Я выхожу из его палаты и иду к Майклу.
Стоит мне повернуть в коридор, где должен лежать «бандитос», как я тут же утыкаюсь взглядом в двух рослых латиноамериканцев, стоящих по обе стороны от нужной мне палаты.
Айзек Зерилли. Джош Зерилли.
База выдает мне целый «послужной» список на каждого, естественно, без единого открытого на текущий момент дела. Замедляя шаг, я думаю, что зря пришел, но братья отходят в сторону, чуть склоня голову в молчаливом приветствии. Такое мне... Непривычно. Я прикладываю свой полицейский ключ-карту к замку на двери, ожидая, пока меня впустят, и дверь открывается.

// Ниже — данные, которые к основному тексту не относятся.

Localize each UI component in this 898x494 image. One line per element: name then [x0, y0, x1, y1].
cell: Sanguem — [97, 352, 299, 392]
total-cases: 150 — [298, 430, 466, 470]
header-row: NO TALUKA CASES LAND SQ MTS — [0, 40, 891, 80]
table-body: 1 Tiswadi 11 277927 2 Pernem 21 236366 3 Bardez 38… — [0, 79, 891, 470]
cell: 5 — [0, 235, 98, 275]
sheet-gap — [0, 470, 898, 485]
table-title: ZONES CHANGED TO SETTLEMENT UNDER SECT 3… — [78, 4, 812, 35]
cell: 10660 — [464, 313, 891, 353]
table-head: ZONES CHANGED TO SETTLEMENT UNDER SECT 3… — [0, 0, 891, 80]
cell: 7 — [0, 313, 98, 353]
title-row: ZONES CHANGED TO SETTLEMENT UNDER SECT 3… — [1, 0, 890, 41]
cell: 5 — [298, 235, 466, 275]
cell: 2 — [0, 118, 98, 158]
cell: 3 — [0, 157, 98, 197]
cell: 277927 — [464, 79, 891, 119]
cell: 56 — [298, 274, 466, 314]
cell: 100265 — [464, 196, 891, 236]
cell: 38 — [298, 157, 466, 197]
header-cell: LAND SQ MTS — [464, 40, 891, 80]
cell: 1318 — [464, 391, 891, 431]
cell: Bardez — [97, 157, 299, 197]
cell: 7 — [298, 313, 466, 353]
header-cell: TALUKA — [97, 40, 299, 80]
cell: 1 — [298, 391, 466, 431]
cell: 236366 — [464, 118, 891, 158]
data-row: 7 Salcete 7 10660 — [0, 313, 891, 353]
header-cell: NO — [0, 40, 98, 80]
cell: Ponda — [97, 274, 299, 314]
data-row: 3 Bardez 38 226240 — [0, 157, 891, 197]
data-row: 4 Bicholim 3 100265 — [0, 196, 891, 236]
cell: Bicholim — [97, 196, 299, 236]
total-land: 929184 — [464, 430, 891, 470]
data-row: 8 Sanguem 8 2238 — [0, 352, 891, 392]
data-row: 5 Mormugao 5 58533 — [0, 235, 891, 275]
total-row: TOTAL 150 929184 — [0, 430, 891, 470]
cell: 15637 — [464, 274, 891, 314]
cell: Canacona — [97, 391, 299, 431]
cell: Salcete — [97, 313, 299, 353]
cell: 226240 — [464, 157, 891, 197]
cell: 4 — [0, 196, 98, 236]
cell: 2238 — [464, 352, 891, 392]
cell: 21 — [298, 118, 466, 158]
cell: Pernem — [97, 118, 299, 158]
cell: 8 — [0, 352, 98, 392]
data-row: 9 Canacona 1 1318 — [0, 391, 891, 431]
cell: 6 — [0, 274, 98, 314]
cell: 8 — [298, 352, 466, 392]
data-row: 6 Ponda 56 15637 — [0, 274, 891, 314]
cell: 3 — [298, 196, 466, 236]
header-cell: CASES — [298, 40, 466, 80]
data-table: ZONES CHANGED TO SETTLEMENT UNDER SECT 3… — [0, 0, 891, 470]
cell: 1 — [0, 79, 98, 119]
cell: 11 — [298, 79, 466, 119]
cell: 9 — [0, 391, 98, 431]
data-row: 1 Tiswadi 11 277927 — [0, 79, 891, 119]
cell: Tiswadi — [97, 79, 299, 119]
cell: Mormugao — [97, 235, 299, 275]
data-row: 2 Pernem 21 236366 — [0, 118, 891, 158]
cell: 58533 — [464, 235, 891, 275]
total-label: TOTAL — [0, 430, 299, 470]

На меня смотрит женщина-легенда. Сидящая на кровати Майкла, она кажется не менее величественной, чем если бы сидела на месте мэра города. И ведь могла бы когда-то, пожелай она того.
Густые, поблескивающие в свете ламп черные волосы, с заметной и гордой сединой, крупными локонами спускаются почти до пояса. Каре-желтые глаза под хищно изогнутыми черными бровями смотрят изучающе, оценивающе. Чуть вздернутый нос, пухлые губы, застывшие в слегка задумчивой улыбке, твердая нижняя челюсть. Осанка. Гордый разворот плеч, крупная грудь и широкие бедра. На ней простое черное платье, с коротким рукавом и чуть присобранным у талии поясом, открывающее лодыжки. Ни единой татуировки. Ни единого видимого импланта, даже линий от внутренних я не вижу. Нет никакого сетевого шума, словно нейролинк у нее тоже не установлен.
Она встряхивает головой, поправляя прическу, и молчит. В этой комнате, кроме нее и Майкла еще трое её сыновей.
— Вживую вы гораздо красивее.
Сыновья недовольно выдыхают, а она, хлопнув густыми ресницами, хохочет как девчонка и смотрит на Майкла.
— Вот, учись у отца
— Ну да, ну да. Сказать Смерти, что она вживую красивее, на такое только у него одного в этом городе смелости и хватит.
— Не наговаривай на мать, — глава семьи Зерилли легонько шлепает сына по руке и снова смотрит на меня.
— С чем пожаловал, детектив?
Я на миг задумываюсь.
— Хотел убедиться, что с ним все в порядке. И сказать спасибо. За Раттану и за Джеймса.
И вдруг её взгляд меняется, да так, что где-то в подкорке сразу зудит навязчивое желание взяться за револьвер.